A latent defect will be something not easily found or discoverable upon examination. There’s no obligation (or right) to start pulling apart the walls to find something.

Then, the next test is whether it is material. That means “important enough” to warrant disclosure. It reaches that criteria if:

  1. The defect renders the property uninhabitable, or
  2. Structurally unsound.

So, there’s mould and termites in the house, but the Seller doesn’t know about them.Then, there’s no obligation for disclosure. The long time homeowner knew about the problems but passed away. The sale is being handled by the Estate Trustee who has no knowledge. Again, there’s no disclosure obligation.

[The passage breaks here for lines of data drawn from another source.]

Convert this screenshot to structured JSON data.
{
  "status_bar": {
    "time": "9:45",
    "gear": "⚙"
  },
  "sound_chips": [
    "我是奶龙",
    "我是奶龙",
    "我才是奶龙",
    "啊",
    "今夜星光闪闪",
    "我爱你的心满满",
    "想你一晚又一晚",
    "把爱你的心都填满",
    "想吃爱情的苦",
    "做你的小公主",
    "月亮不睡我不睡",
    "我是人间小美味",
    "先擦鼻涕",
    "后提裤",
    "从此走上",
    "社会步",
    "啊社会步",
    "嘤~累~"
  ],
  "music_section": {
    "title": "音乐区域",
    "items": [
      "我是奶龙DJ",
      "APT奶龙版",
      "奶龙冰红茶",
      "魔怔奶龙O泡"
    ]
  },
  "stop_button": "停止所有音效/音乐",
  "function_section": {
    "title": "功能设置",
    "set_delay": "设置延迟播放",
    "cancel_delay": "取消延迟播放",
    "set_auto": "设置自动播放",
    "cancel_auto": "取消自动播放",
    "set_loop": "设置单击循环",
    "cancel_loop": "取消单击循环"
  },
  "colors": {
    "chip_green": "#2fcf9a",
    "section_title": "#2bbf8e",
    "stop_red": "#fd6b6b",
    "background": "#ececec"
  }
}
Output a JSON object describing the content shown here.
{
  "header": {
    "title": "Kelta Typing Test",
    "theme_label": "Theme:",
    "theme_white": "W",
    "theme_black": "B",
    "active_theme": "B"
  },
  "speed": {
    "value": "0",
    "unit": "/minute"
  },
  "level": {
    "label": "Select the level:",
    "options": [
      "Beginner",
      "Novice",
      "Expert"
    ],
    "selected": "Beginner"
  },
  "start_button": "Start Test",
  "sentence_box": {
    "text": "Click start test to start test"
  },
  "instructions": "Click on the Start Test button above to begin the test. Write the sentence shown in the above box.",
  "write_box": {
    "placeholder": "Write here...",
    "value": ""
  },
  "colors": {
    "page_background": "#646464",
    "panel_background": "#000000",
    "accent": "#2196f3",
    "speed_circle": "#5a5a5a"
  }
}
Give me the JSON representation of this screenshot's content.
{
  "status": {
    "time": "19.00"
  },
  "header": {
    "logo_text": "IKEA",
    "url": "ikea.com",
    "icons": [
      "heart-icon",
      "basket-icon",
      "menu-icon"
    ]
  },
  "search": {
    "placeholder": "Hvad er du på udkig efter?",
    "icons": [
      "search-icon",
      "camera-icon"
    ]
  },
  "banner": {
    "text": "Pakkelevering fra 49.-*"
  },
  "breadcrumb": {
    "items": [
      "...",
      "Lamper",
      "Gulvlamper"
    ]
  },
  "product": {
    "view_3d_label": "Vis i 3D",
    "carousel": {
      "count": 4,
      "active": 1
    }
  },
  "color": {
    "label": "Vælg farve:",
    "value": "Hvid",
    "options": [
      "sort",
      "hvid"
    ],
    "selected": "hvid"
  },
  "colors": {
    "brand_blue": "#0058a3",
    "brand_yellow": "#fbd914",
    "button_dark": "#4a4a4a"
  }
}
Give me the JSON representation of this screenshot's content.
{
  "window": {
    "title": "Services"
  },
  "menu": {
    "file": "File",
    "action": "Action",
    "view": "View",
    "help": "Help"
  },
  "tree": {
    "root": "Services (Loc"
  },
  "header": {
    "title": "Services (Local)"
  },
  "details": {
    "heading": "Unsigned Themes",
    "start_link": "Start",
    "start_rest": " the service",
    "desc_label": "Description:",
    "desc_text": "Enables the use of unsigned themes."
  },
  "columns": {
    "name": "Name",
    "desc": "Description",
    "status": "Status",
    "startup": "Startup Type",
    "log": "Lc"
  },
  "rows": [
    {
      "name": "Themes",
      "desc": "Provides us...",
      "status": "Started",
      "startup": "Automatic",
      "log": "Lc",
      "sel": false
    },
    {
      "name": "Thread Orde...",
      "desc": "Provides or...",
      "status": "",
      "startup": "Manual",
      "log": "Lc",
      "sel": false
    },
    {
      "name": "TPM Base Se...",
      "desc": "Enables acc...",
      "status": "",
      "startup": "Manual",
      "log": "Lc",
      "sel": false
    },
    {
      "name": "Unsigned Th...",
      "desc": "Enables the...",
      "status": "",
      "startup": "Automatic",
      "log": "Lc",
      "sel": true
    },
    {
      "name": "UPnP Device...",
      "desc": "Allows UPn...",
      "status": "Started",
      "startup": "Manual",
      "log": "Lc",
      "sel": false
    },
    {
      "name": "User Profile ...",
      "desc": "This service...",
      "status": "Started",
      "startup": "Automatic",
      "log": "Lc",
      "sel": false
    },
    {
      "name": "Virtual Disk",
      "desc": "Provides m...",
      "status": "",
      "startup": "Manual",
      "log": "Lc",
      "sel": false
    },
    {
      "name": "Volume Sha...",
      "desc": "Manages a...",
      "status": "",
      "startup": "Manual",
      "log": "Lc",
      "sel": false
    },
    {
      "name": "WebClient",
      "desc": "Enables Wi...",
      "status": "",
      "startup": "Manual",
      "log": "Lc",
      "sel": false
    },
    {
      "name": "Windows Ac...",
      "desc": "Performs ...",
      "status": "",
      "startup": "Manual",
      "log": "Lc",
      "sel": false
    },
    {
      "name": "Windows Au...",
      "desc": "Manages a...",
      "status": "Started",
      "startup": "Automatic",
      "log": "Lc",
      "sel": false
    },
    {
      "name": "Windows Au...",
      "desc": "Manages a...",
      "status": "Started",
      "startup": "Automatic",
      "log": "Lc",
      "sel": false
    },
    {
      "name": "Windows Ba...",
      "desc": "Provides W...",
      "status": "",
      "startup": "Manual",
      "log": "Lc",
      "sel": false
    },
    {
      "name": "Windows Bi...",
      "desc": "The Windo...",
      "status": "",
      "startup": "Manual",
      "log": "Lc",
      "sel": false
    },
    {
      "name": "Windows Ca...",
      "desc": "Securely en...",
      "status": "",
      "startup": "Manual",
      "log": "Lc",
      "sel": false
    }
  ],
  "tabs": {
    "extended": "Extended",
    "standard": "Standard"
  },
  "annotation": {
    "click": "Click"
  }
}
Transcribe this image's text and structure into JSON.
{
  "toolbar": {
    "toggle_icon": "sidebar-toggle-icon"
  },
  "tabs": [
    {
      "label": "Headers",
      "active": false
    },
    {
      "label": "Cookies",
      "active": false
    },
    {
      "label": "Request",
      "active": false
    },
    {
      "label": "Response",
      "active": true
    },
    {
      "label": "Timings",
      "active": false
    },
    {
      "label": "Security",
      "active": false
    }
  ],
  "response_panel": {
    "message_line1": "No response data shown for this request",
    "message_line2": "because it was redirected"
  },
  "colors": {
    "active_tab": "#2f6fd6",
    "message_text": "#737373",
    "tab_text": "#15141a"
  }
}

How significant are the termite and mould problems? They would have to be significant to crossover the material fact criteria. A couple of termites or a little bit of mould would not have to be disclosed.

Listing Agent’s Duties

The new duties under TRESA only “kick in” if the Listing agent also has “knowledge”. This naturally is “in addition” to the Seller.

Let’s presume that the Listing agent goes downstairs and sees both the mould and the termite trails. Do they have to tell? No, they only have to tell, if their Seller has an obligation. But, the Seller actually doesn’t know about it. So, they should obviously “keep quiet”.

Latent, Material Defects Requiring DISCLOSURE

Let’s presume that we have met the threshold disclosure requirements. What should the Listing agent do?

  • First, tell the Seller.
  • Second, obtain the Seller’s permission to disclose.
  • Third, document the facts and the consent.
  • Fourth, disclose the facts to the Buyer and/or the Buyer’s agent.
  • Fifth, document the disclosure,
  • Sixth, get the recipient to acknowledge receipt of the disclosure,
  • Seventh, give the recipient a copy of the document.
  • Eighth, deliver a copy of the document to the Seller.

The Steps

The steps were all set out in TRESA:

“22.2 (2) The registrant shall make best efforts to obtain a written acknowledgement from each buyer who receives the disclosure under subsection (1) indicating that the disclosure has been received and, if a buyer makes the acknowledgement, provide them with a copy.”

Seller’s Document

We have to have a document from the Seller authorizing the disclosure otherwise, this is a breach of the Listing agent’s fiduciary duties. Those particular duties at risk would be: disclosure, obedience, competence, confidentiality and a loyalty.

The consequences for a breach would be:

1) termination at the election of the Seller,

2) no payment of compensation at the election of the Seller.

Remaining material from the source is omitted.